Reinforcement Learning Is All a Game for Kaiqing Zhang
Competing to win—whether it’s a video or board game—requires the player to be strategic and see the bigger picture. They need to understand the other players’ positions and strengths in order to be successful.
This is how Kaiqing Zhang—a self-described games enthusiast—approaches his research, which lies at the intersection of machine learning, reinforcement learning, game theory, and control theory.
“Specifically, I am interested in problems in machine learning when there are multiple learners interacting with each other, and in building theoretical foundations for it,” says Zhang, an assistant professor of electrical and computer engineering.
Zhang offers up self-driving cars as an example. In this kind of emerging technology, there are multiple components—known as agents—making decisions simultaneously, and each agent has its own objective. These goals include arriving at the destination as soon as possible, while also attempting to avoid congestion and collision.
Zhang says this is a typical scenario in the area of game theory, and his focus is on the “learning” part of it—when these agents are machine learners, and what should they do.
One of his current projects is considering multi-agent dynamic decision-making scenarios where each agent may make myopic decisions, and then looking at their collective behavior when they are all put together.
His work has applications in intelligent and distributed cyber-physical systems, including robotics, smart grid and transportation systems.
As a new affiliate faculty member of the University of Maryland Institute for Advanced Computer Studies (UMIACS), Zhang says he is looking forward to taking advantage of UMIACS’ “impressive resources,” especially because reinforcement learning (RL) requires heavy computation.
“UMIACS attracted me with its unique interdisciplinary environment and rich computational resources, which are both important for collaboration and for conducting top-notch machine learning research,” says Zhang, who also holds an appointment in the Institute for Systems Research and is a member of the Maryland Robotics Center.
Additionally, Zhang recently joined the University of Maryland Center for Machine Learning, where he hopes to work with other “brilliant researchers” to advance the foundations of RL, robotics and machine learning in general.
Zhang first became interested in RL after hearing about AlphaGo, a computer program that plays against humans in the classic boardgame Go, which he played as a child. Go originated in China more than 4,000 years ago and is thought to be the oldest board game still played to this day. Developed by the London-based DeepMind Technologies, the program AlphaGo beat human competitors at the Go Championships in 2015 and 2017.
“The key algorithm behind AlphaGo’s success was reinforcement learning,” says Zhang, who was inspired to pursue his dissertation in multi-agent and reinforcement learning after AlphaGo’s success.
Zhang’s thesis, “Reinforcement Learning for Multi-Agent and Robust Control Systems: Towards Large-scale and Reliable Autonomy,” would go on to receive a thesis award from the Coordinated Science Lab at the University of Illinois at Urbana-Champaign (UIUC) in 2022. He earned his doctorate in electrical and computer engineering from UIUC in 2021.

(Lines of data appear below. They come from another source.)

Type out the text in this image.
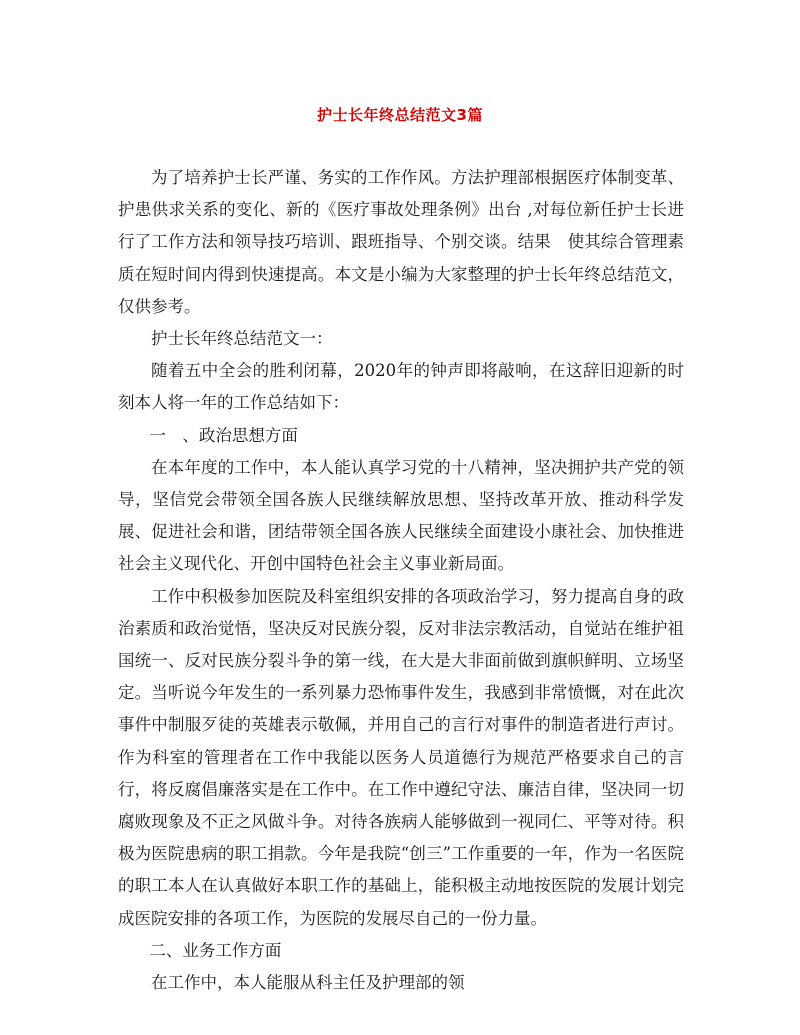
护士长年终总结范文3篇

为了培养护士长严谨、务实的工作作风。方法护理部根据医疗体制变革、护患供求关系的变化、新的《医疗事故处理条例》出台 ,对每位新任护士长进行了工作方法和领导技巧培训、跟班指导、个别交谈。结果　使其综合管理素质在短时间内得到快速提高。本文是小编为大家整理的护士长年终总结范文，仅供参考。

护士长年终总结范文一：

随着五中全会的胜利闭幕，2020年的钟声即将敲响，在这辞旧迎新的时刻本人将一年的工作总结如下：

一　、政治思想方面

在本年度的工作中，本人能认真学习党的十八精神，坚决拥护共产党的领导，坚信党会带领全国各族人民继续解放思想、坚持改革开放、推动科学发展、促进社会和谐，团结带领全国各族人民继续全面建设小康社会、加快推进社会主义现代化、开创中国特色社会主义事业新局面。

工作中积极参加医院及科室组织安排的各项政治学习，努力提高自身的政治素质和政治觉悟，坚决反对民族分裂，反对非法宗教活动，自觉站在维护祖国统一、反对民族分裂斗争的第一线，在大是大非面前做到旗帜鲜明、立场坚定。当听说今年发生的一系列暴力恐怖事件发生，我感到非常愤慨，对在此次事件中制服歹徒的英雄表示敬佩，并用自己的言行对事件的制造者进行声讨。作为科室的管理者在工作中我能以医务人员道德行为规范严格要求自己的言行，将反腐倡廉落实是在工作中。在工作中遵纪守法、廉洁自律，坚决同一切腐败现象及不正之风做斗争。对待各族病人能够做到一视同仁、平等对待。积极为医院患病的职工捐款。今年是我院“创三”工作重要的一年，作为一名医院的职工本人在认真做好本职工作的基础上，能积极主动地按医院的发展计划完成医院安排的各项工作，为医院的发展尽自己的一份力量。

二、业务工作方面

在工作中，本人能服从科主任及护理部的领
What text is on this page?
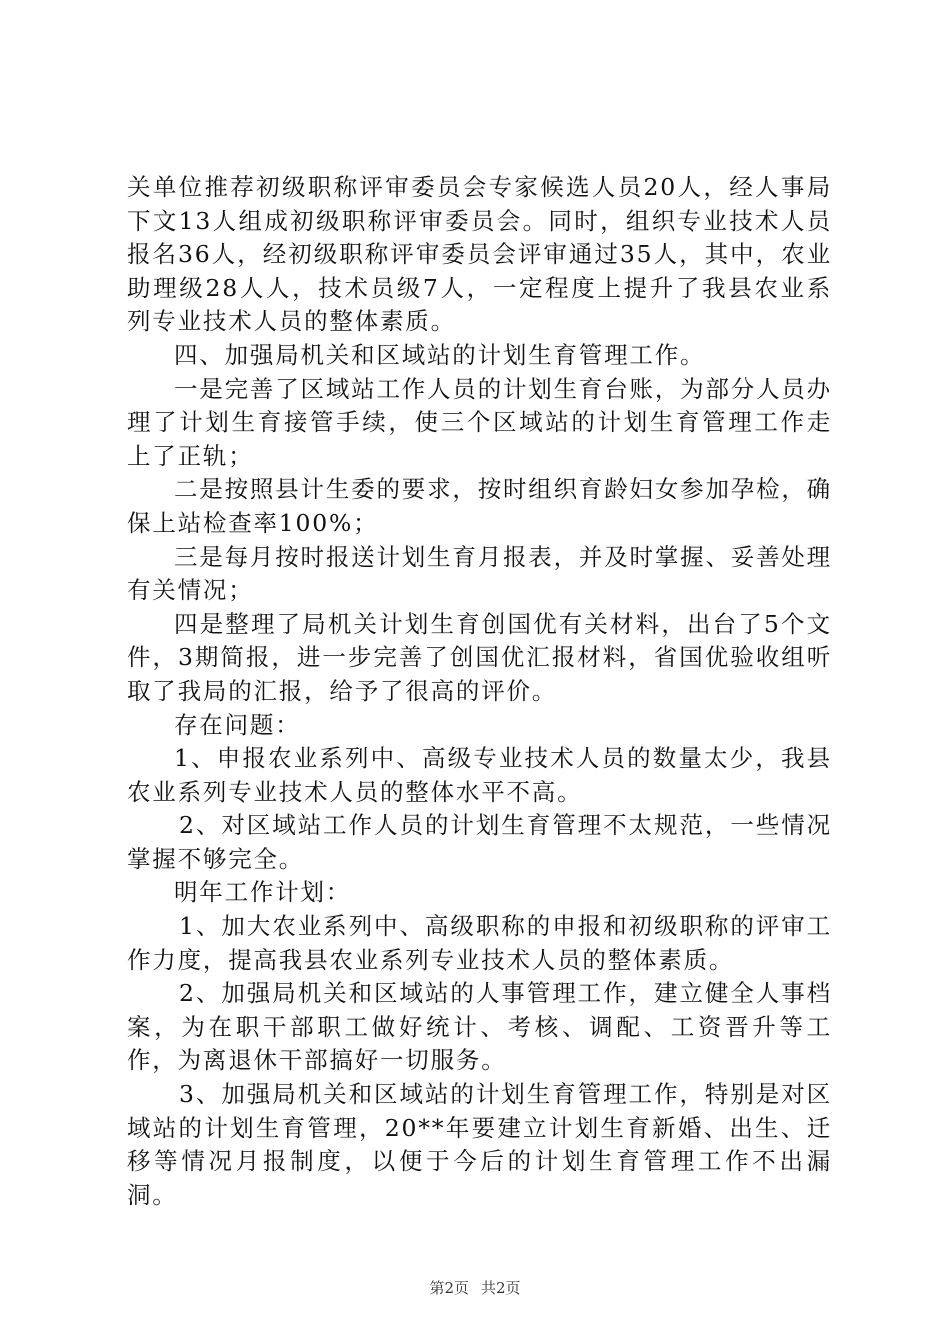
关单位推荐初级职称评审委员会专家候选人员20人，经人事局下文13人组成初级职称评审委员会。同时，组织专业技术人员报名36人，经初级职称评审委员会评审通过35人，其中，农业助理级28人人，技术员级7人，一定程度上提升了我县农业系列专业技术人员的整体素质。

四、加强局机关和区域站的计划生育管理工作。

一是完善了区域站工作人员的计划生育台账，为部分人员办理了计划生育接管手续，使三个区域站的计划生育管理工作走上了正轨；

二是按照县计生委的要求，按时组织育龄妇女参加孕检，确保上站检查率100%；

三是每月按时报送计划生育月报表，并及时掌握、妥善处理有关情况；

四是整理了局机关计划生育创国优有关材料，出台了5个文件，3期简报，进一步完善了创国优汇报材料，省国优验收组听取了我局的汇报，给予了很高的评价。

存在问题：

1、申报农业系列中、高级专业技术人员的数量太少，我县农业系列专业技术人员的整体水平不高。

2、对区域站工作人员的计划生育管理不太规范，一些情况掌握不够完全。

明年工作计划：

1、加大农业系列中、高级职称的申报和初级职称的评审工作力度，提高我县农业系列专业技术人员的整体素质。

2、加强局机关和区域站的人事管理工作，建立健全人事档案，为在职干部职工做好统计、考核、调配、工资晋升等工作，为离退休干部搞好一切服务。

3、加强局机关和区域站的计划生育管理工作，特别是对区域站的计划生育管理，20**年要建立计划生育新婚、出生、迁移等情况月报制度，以便于今后的计划生育管理工作不出漏洞。

第2页 共2页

Before joining UMD, Zhang was a postdoctoral scholar at the Massachusetts Institute of Technology in the Laboratory for Information and Decision Systems and the Computer Science & Artificial Intelligence Laboratory.

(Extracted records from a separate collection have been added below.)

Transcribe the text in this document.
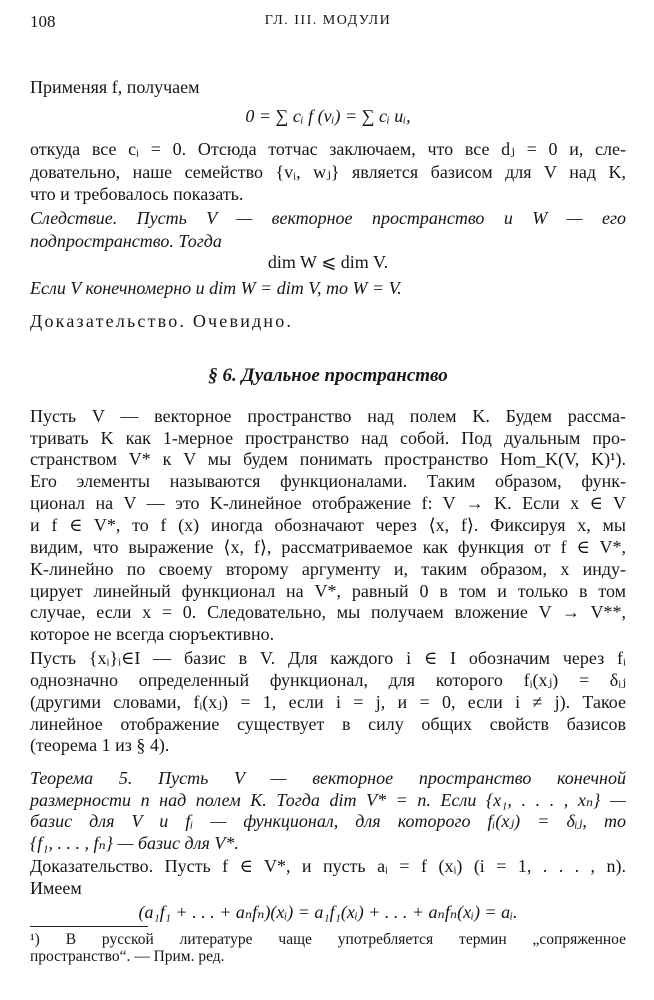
108	ГЛ. III. МОДУЛИ
Применяя f, получаем
0 = ∑ cᵢ f (vᵢ) = ∑ cᵢ uᵢ,
откуда все cᵢ = 0. Отсюда тотчас заключаем, что все dⱼ = 0 и, сле-
довательно, наше семейство {vᵢ, wⱼ} является базисом для V над K,
что и требовалось показать.
Следствие. Пусть V — векторное пространство и W — его
подпространство. Тогда
dim W ⩽ dim V.
Если V конечномерно и dim W = dim V, то W = V.
Доказательство. Очевидно.
§ 6. Дуальное пространство
Пусть V — векторное пространство над полем K. Будем рассма-
тривать K как 1-мерное пространство над собой. Под дуальным про-
странством V* к V мы будем понимать пространство Hom_K(V, K)¹).
Его элементы называются функционалами. Таким образом, функ-
ционал на V — это K-линейное отображение f: V → K. Если x ∈ V
и f ∈ V*, то f (x) иногда обозначают через ⟨x, f⟩. Фиксируя x, мы
видим, что выражение ⟨x, f⟩, рассматриваемое как функция от f ∈ V*,
K-линейно по своему второму аргументу и, таким образом, x инду-
цирует линейный функционал на V*, равный 0 в том и только в том
случае, если x = 0. Следовательно, мы получаем вложение V → V**,
которое не всегда сюръективно.
Пусть {xᵢ}ᵢ∈I — базис в V. Для каждого i ∈ I обозначим через fᵢ
однозначно определенный функционал, для которого fᵢ(xⱼ) = δᵢⱼ
(другими словами, fᵢ(xⱼ) = 1, если i = j, и = 0, если i ≠ j). Такое
линейное отображение существует в силу общих свойств базисов
(теорема 1 из § 4).
Теорема 5. Пусть V — векторное пространство конечной
размерности n над полем K. Тогда dim V* = n. Если {x₁, . . . , xₙ} —
базис для V и fᵢ — функционал, для которого fᵢ(xⱼ) = δᵢⱼ, то
{f₁, . . . , fₙ} — базис для V*.
Доказательство. Пусть f ∈ V*, и пусть aᵢ = f (xᵢ) (i = 1, . . . , n).
Имеем
(a₁f₁ + . . . + aₙfₙ)(xᵢ) = a₁f₁(xᵢ) + . . . + aₙfₙ(xᵢ) = aᵢ.
¹) В русской литературе чаще употребляется термин „сопряженное
пространство“. — Прим. ред.
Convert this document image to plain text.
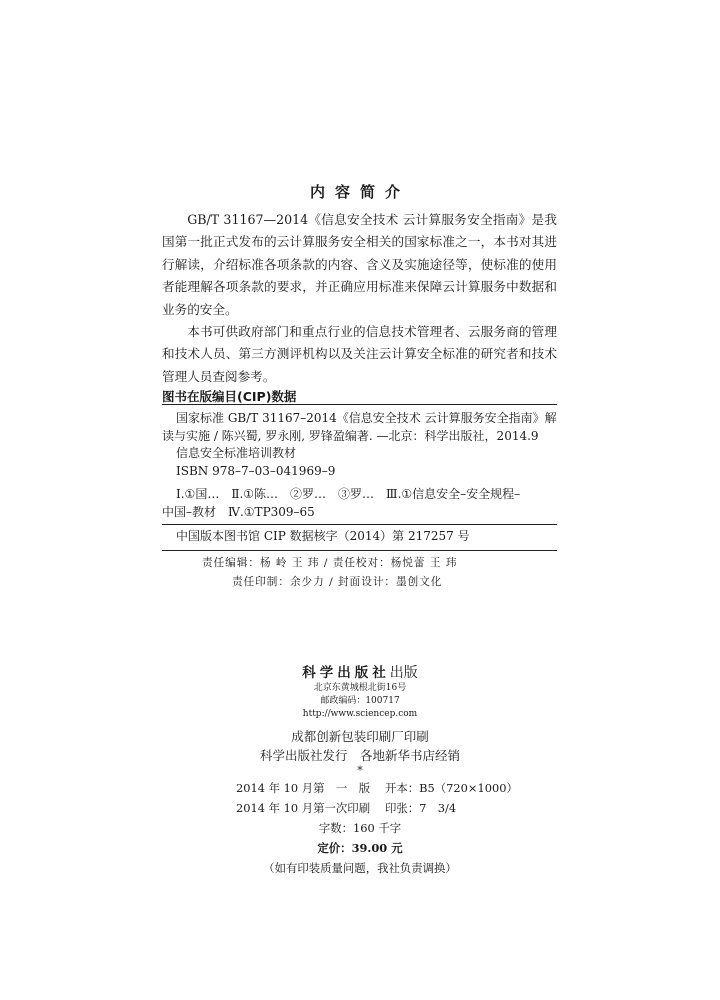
内容简介

GB/T 31167—2014《信息安全技术 云计算服务安全指南》是我国第一批正式发布的云计算服务安全相关的国家标准之一，本书对其进行解读，介绍标准各项条款的内容、含义及实施途径等，使标准的使用者能理解各项条款的要求，并正确应用标准来保障云计算服务中数据和业务的安全。

本书可供政府部门和重点行业的信息技术管理者、云服务商的管理和技术人员、第三方测评机构以及关注云计算安全标准的研究者和技术管理人员查阅参考。

图书在版编目(CIP)数据
国家标准 GB/T 31167–2014《信息安全技术 云计算服务安全指南》解
读与实施 / 陈兴蜀, 罗永刚, 罗锋盈编著. —北京：科学出版社，2014.9
信息安全标准培训教材
ISBN 978–7–03–041969–9
Ⅰ.①国…　Ⅱ.①陈…　②罗…　③罗…　Ⅲ.①信息安全–安全规程–
中国–教材　Ⅳ.①TP309–65
中国版本图书馆 CIP 数据核字（2014）第 217257 号
责任编辑：杨 岭 王 玮 / 责任校对：杨悦蕾 王 玮
责任印制：余少力 / 封面设计：墨创文化
科学出版社出版
北京东黄城根北街16号
邮政编码：100717
http://www.sciencep.com
成都创新包装印刷厂印刷
科学出版社发行　各地新华书店经销
*
2014 年 10 月第　一　版 开本：B5（720×1000）
2014 年 10 月第一次印刷 印张：7　3/4
字数：160 千字
定价：39.00 元
（如有印装质量问题，我社负责调换）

He was also a research fellow at the Simons Institute at University of California, Berkeley. Zhang’s postdoc work on differentiable simulators—as his first attempt toward research on robotics, an important application domain of reinforcement learning and control—won the Outstanding Paper Award at the International Conference on Machine Learning (ICML) in 2022, one of the two most impactful and leading machine learning conferences.
He is the recipient of several awards and fellowships, including the Hong, McCully, and Allen Fellowship, the Simons-Berkeley Research Fellowship, and the YEE Fellowship Award.